The praise of the national virtue of independence, which is the moral of his poem, was the natural voice of a time when Scotland was rejoicing at its escape from the imperial schemes of the Plantagenet kings; but it deserves note that Barbour bases it on the value of personal freedom—
A! fredom is a noble thing;
Fredom mais man to haf liking,
Fredom all solace to man giffis:
He lifis at es that frely lifis—
and laments the position of the serfs whose emancipation had not yet come:—
Schortly to say is nane can tell
The sair condicioun of a threll.
In other passages he shows a gentleness which recalls Chaucer, as in the anecdote of the king stopping his host to provide for the delivery of a poor woman. But his humour is far inferior. As a compensation he never trenches on the coarseness to be found not only in the English, but in a worse form in some of the later Scottish poets. His range and depth of observation are also much more limited. Instead of the comedy of human nature in the ‘Canterbury Tales,’ he has given us only a drama of war with a single hero. His other poems are almost literal translations: the ‘Legends of the Saints’ from the ‘Legenda Aurea,’ and the Troy book from Guido da Colonna's ‘Historia Destructionis Troiæ.’ His imagination required facts or legends to stimulate it. He is not a creative poet. It is only on rare occasions that he indulges even in the graces of composition sometimes thought inseparable from poetry. To one of these, his description of spring, the reader is referred as representing his verse at its best; but to compare it, as has been done, with the melodious ease of Chaucer's rhythm is too severe a trial.

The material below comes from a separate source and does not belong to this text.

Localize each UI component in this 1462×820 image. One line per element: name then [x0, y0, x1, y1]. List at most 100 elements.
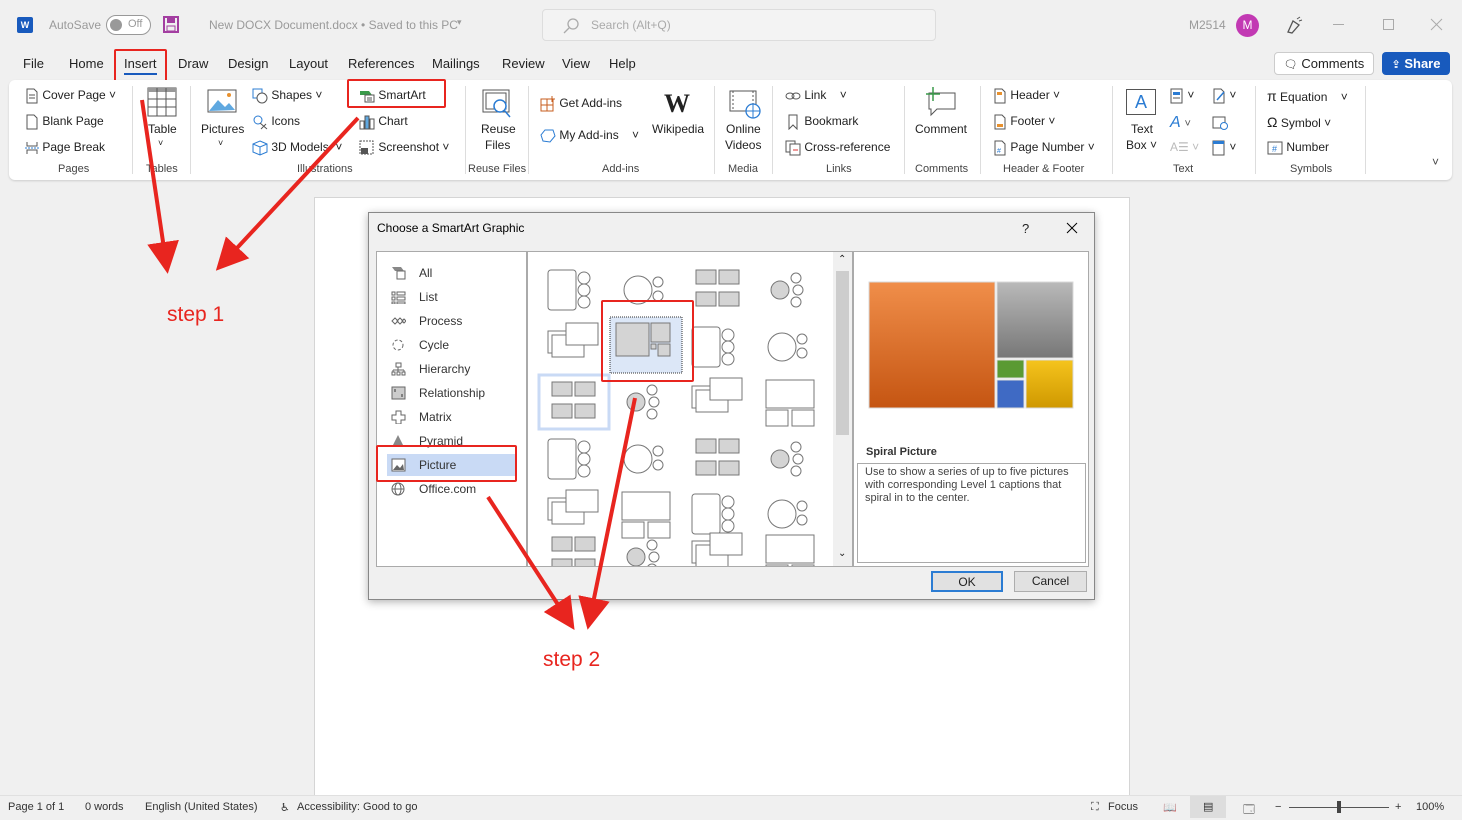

The German edition of the ‘Legends of the Saints’ claims for that poem a superiority over the ‘Brus’ in form and skill in composition, but this seems the partiality of an editor. There is little in this respect to choose between them, and the interest of the historical surpasses that of the legendary poem.

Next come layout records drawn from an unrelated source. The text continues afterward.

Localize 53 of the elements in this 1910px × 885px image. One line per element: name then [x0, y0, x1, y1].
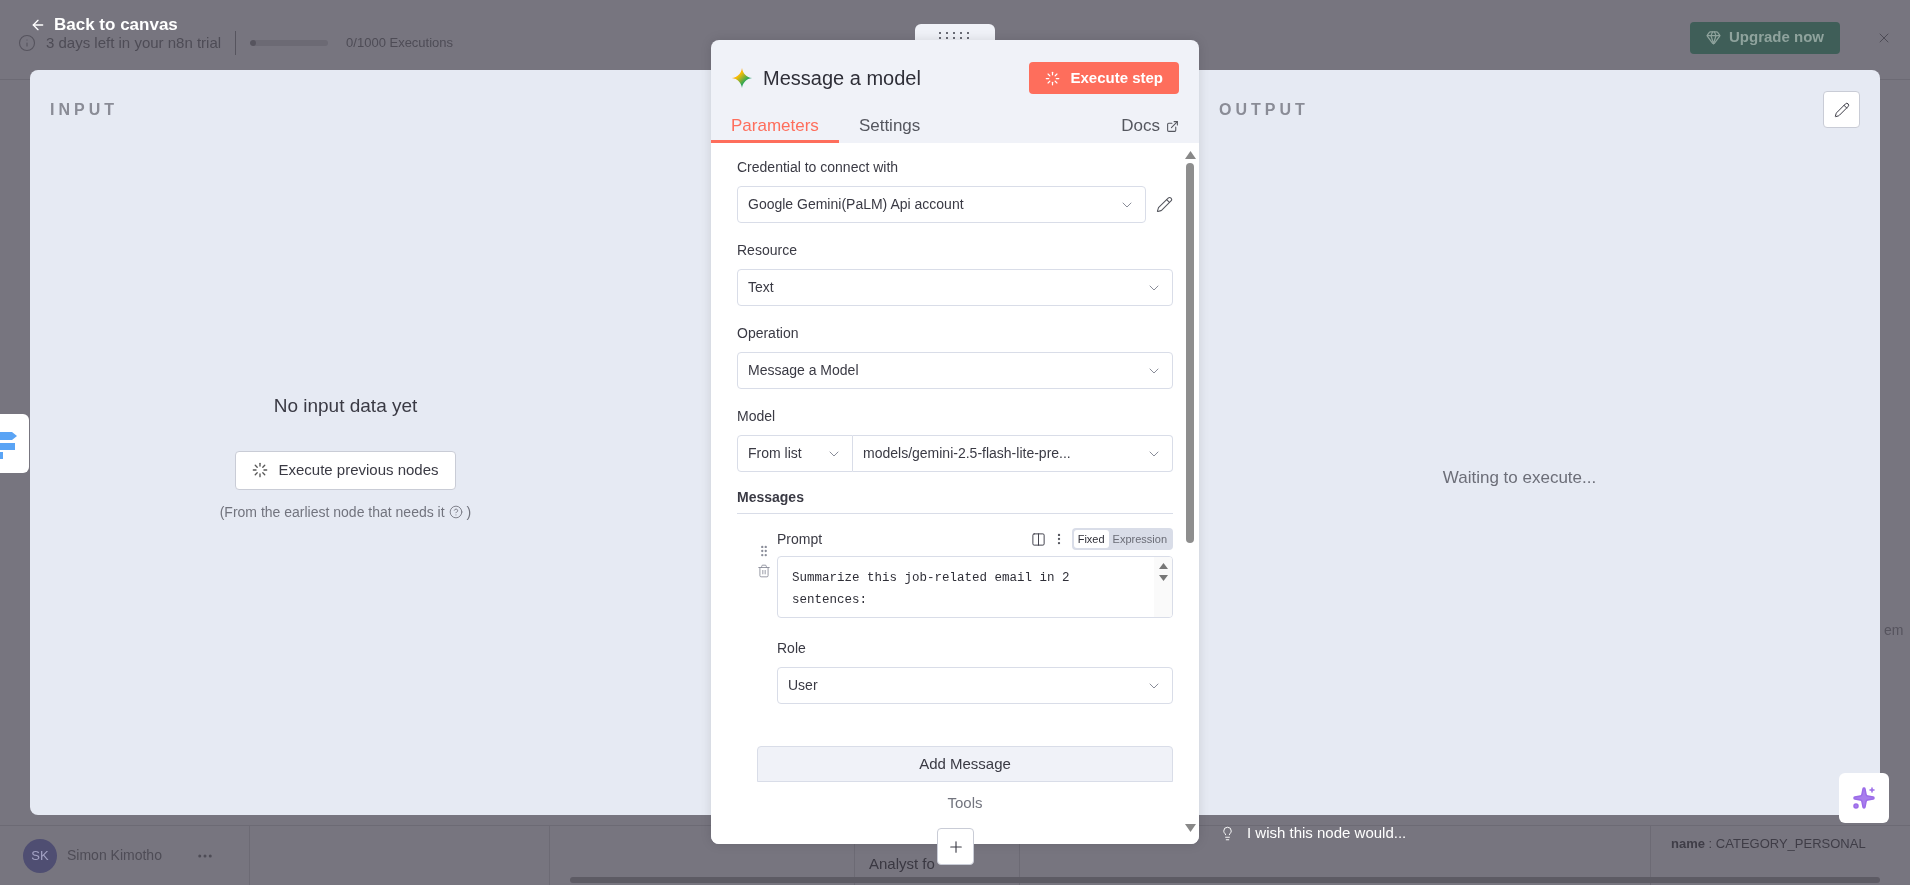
field-label: Operation [737, 324, 800, 343]
role-select[interactable]: User [777, 667, 1173, 704]
hint-text: (From the earliest node that needs it [219, 502, 445, 522]
ai-assistant-button[interactable] [1839, 773, 1889, 823]
diamond-icon [1706, 30, 1721, 45]
grip-icon [939, 32, 971, 40]
field-label: Model [737, 407, 777, 426]
input-title: INPUT [50, 100, 119, 120]
scroll-down-icon[interactable] [1184, 824, 1196, 832]
spinner-icon [1045, 70, 1061, 86]
side-tab[interactable] [0, 414, 29, 473]
dropdown-field[interactable]: Message a Model [737, 352, 1173, 389]
tab[interactable]: Settings [838, 112, 941, 143]
add-message-button[interactable]: Add Message [757, 746, 1173, 782]
hint-text-end: ) [466, 502, 472, 522]
output-title: OUTPUT [1219, 100, 1309, 120]
scroll-up-icon[interactable] [1184, 151, 1196, 159]
node-title: Message a model [763, 66, 921, 91]
messages-heading: Messages [737, 487, 1173, 514]
info-icon [18, 33, 36, 52]
docs-link[interactable]: Docs [1121, 113, 1160, 139]
field-label: Credential to connect with [737, 158, 900, 177]
external-link-icon [1166, 119, 1179, 133]
prompt-label: Prompt [777, 529, 823, 549]
pencil-icon [1833, 101, 1850, 118]
mode-option[interactable]: Fixed [1073, 530, 1109, 548]
model-select[interactable]: models/gemini-2.5-flash-lite-pre... [853, 435, 1173, 472]
horizontal-scrollbar[interactable] [570, 877, 1880, 883]
pencil-icon[interactable] [1156, 196, 1173, 213]
mode-select[interactable]: From list [737, 435, 853, 472]
sparkles-icon [1852, 786, 1876, 810]
field-label: Resource [737, 241, 798, 260]
mode-option[interactable]: Expression [1108, 530, 1171, 548]
back-link[interactable]: Back to canvas [54, 16, 178, 34]
feedback-link[interactable]: I wish this node would... [1247, 822, 1407, 845]
credential-select[interactable]: Google Gemini(PaLM) Api account [737, 186, 1146, 223]
property-text: name : CATEGORY_PERSONAL [1671, 835, 1866, 853]
waiting-text: Waiting to execute... [1442, 467, 1597, 489]
lightbulb-icon [1220, 825, 1235, 841]
execute-previous-button[interactable]: Execute previous nodes [235, 450, 456, 490]
spinner-icon [252, 462, 269, 478]
sparkle-logo-icon [731, 67, 753, 89]
help-icon[interactable] [448, 505, 463, 519]
drag-handle[interactable] [915, 24, 995, 40]
edit-button[interactable] [1823, 91, 1860, 128]
dropdown-field[interactable]: Text [737, 269, 1173, 306]
role-label: Role [777, 639, 807, 658]
add-node-button[interactable] [937, 828, 974, 865]
empty-title: No input data yet [273, 394, 418, 418]
trash-icon[interactable] [757, 564, 771, 578]
canvas-text: Analyst fo [869, 853, 935, 874]
panel-icon[interactable] [1030, 531, 1046, 547]
tools-label: Tools [947, 793, 983, 813]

The few romances and other poems of earlier date than Barbour, whose authors are for the most part unknown, and which exist only in fragmentary form, cannot displace him from the unique position of being the father both of vernacular Scottish poetry and Scottish history. Blind Harry's ‘Wallace’ is a century later; Wyntoun was a contemporary, but of a younger generation. In virtue of this position Barbour did much to fix the dialect which sprang from the Northumbrian or northern English, and was preserved by the writers who succeeded him in the form known as broad Scotch, though it is still called by Barbour and even later Scottish poets ‘Inglis,’ or by one of them ‘Inglis of the northern leid.’ His works have therefore a special linguistic interest which has attracted the notice of modern philologists.

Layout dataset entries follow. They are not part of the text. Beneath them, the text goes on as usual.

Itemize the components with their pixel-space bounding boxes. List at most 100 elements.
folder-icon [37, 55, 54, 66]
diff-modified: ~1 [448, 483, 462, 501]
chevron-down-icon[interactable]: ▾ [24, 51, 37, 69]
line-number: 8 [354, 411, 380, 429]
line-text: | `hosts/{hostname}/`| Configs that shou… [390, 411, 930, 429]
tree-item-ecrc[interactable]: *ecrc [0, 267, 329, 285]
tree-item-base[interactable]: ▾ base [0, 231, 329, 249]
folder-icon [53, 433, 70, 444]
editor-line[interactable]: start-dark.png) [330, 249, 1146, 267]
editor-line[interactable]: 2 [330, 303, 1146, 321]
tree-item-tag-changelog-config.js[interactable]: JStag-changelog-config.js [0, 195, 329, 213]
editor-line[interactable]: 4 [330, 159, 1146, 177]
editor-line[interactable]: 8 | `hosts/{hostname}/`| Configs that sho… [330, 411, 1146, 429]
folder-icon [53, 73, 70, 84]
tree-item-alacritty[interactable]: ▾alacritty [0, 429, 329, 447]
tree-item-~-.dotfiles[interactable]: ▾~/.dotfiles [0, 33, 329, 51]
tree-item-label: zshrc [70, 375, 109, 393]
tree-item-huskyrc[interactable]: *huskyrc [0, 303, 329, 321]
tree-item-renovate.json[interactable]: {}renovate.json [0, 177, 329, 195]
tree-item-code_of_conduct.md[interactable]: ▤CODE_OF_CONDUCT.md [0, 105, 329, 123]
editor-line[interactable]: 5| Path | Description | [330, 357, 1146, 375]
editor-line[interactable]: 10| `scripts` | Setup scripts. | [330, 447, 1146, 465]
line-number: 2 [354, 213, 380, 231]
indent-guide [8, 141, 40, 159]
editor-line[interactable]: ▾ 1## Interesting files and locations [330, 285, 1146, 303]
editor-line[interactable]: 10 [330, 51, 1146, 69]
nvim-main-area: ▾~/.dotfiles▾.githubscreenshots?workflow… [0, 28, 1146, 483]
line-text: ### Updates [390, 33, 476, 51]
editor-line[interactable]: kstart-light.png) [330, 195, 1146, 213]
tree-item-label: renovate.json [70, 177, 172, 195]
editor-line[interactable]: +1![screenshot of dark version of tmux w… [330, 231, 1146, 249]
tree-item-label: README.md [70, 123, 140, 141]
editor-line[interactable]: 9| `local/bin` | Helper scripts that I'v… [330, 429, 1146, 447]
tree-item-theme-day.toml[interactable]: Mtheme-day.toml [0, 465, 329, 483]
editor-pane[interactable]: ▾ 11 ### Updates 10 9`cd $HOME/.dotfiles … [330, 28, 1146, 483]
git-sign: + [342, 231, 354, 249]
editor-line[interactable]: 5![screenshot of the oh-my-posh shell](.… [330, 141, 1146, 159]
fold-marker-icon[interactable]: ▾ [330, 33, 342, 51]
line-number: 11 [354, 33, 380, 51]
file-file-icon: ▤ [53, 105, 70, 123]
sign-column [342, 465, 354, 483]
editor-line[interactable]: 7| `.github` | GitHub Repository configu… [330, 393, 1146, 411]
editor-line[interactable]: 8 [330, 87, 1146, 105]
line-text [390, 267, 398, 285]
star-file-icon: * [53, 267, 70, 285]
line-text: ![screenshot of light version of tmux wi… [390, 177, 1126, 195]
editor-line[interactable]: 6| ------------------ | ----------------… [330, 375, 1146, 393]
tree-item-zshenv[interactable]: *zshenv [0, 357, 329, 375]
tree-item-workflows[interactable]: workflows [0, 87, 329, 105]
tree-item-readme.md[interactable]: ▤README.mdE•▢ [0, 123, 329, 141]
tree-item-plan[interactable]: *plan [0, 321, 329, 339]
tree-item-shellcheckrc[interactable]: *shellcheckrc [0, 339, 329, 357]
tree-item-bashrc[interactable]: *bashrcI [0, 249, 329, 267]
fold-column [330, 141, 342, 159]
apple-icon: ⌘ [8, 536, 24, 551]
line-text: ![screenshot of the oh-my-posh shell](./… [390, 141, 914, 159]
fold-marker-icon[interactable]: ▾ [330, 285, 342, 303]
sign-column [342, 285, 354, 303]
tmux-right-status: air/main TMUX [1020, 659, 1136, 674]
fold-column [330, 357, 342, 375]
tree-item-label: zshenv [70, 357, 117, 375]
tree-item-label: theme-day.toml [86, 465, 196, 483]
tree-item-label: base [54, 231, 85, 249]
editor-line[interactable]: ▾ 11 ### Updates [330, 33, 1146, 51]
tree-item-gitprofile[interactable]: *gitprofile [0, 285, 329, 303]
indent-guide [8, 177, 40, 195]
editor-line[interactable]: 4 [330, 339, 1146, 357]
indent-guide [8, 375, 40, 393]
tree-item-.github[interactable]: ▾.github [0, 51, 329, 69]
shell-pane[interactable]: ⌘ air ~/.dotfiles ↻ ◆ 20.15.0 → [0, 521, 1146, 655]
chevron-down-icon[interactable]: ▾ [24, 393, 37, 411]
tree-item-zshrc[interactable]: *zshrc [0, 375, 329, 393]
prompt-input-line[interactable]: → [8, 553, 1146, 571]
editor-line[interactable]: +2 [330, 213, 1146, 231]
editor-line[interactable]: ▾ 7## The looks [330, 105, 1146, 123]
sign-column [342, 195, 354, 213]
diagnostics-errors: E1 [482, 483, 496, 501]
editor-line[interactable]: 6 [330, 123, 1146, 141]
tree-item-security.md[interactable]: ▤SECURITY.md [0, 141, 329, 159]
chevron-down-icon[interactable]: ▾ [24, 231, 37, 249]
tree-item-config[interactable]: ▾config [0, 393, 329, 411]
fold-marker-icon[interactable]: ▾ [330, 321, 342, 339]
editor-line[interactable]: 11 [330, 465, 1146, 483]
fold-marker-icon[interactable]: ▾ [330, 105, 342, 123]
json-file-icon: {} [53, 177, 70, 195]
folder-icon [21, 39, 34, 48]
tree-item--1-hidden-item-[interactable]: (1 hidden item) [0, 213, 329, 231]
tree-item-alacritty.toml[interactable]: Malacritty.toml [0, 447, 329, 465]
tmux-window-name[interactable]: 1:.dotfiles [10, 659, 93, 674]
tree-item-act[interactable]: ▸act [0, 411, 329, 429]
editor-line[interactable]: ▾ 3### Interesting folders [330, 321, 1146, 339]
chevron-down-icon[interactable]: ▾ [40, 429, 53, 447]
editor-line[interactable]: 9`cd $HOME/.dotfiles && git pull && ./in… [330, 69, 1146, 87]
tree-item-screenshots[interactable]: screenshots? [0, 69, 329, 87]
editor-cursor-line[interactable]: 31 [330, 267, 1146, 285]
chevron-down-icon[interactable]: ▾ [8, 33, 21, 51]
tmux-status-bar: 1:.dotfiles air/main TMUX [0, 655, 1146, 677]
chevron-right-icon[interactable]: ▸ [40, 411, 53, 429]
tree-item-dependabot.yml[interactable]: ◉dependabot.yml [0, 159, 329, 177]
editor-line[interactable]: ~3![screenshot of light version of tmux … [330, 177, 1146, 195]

The chief manuscripts of the ‘Brus’ are those in the Advocates' Library, Edinburgh, and in St. John's College, Cambridge, both of which are transcripts by John Ramsay towards the end of the fifteenth century. The oldest printed edition extant is that ‘imprentit at Edinburgh by Robert Likprink at the expensis of Henrie Charteris, MDLXXI,’ of which a copy, probably unique, was sold at the sale of Dr. D. Laing's library for 142l. 10s. This was followed by the edition of Hart in 1616, and there have been many since, of which the best are those of Dr. Jamieson, Mr. Cosmo Innes, and the Early English Text Society (edited by Skeat). The only manuscripts of the fragments on the Trojan war are appended to two manuscripts of Lydgate's poem on the same subject, one in the Bodleian and the other in the Cambridge University Library. They have been printed by the Early English Text Society. The ‘Legends of the Saints’ exists only in a single manuscript in the same Cambridge Library. The ‘Legend of St. Machar’ was printed from it by Horstmann in his ‘Altenglische Legenden, neue Folge,’ Heilbronn, 1881, and the remainder, along with the fragments of the poem on the Trojan war, were published by the same editor at Heilbronn in 1882.
[Exchequer Rolls of Scotland, vols. ii. and iii.; Registrum Episcopatus Aberdonensis, Spalding Society; Rymer's Fœdera. Brief memoirs are prefixed to the various editions of the Bruce, and his position as a poet is estimated in Warton's History of English Poetry, Irving's History of Scottish Poetry, and Mätzner's Altenglische Sprachproben.]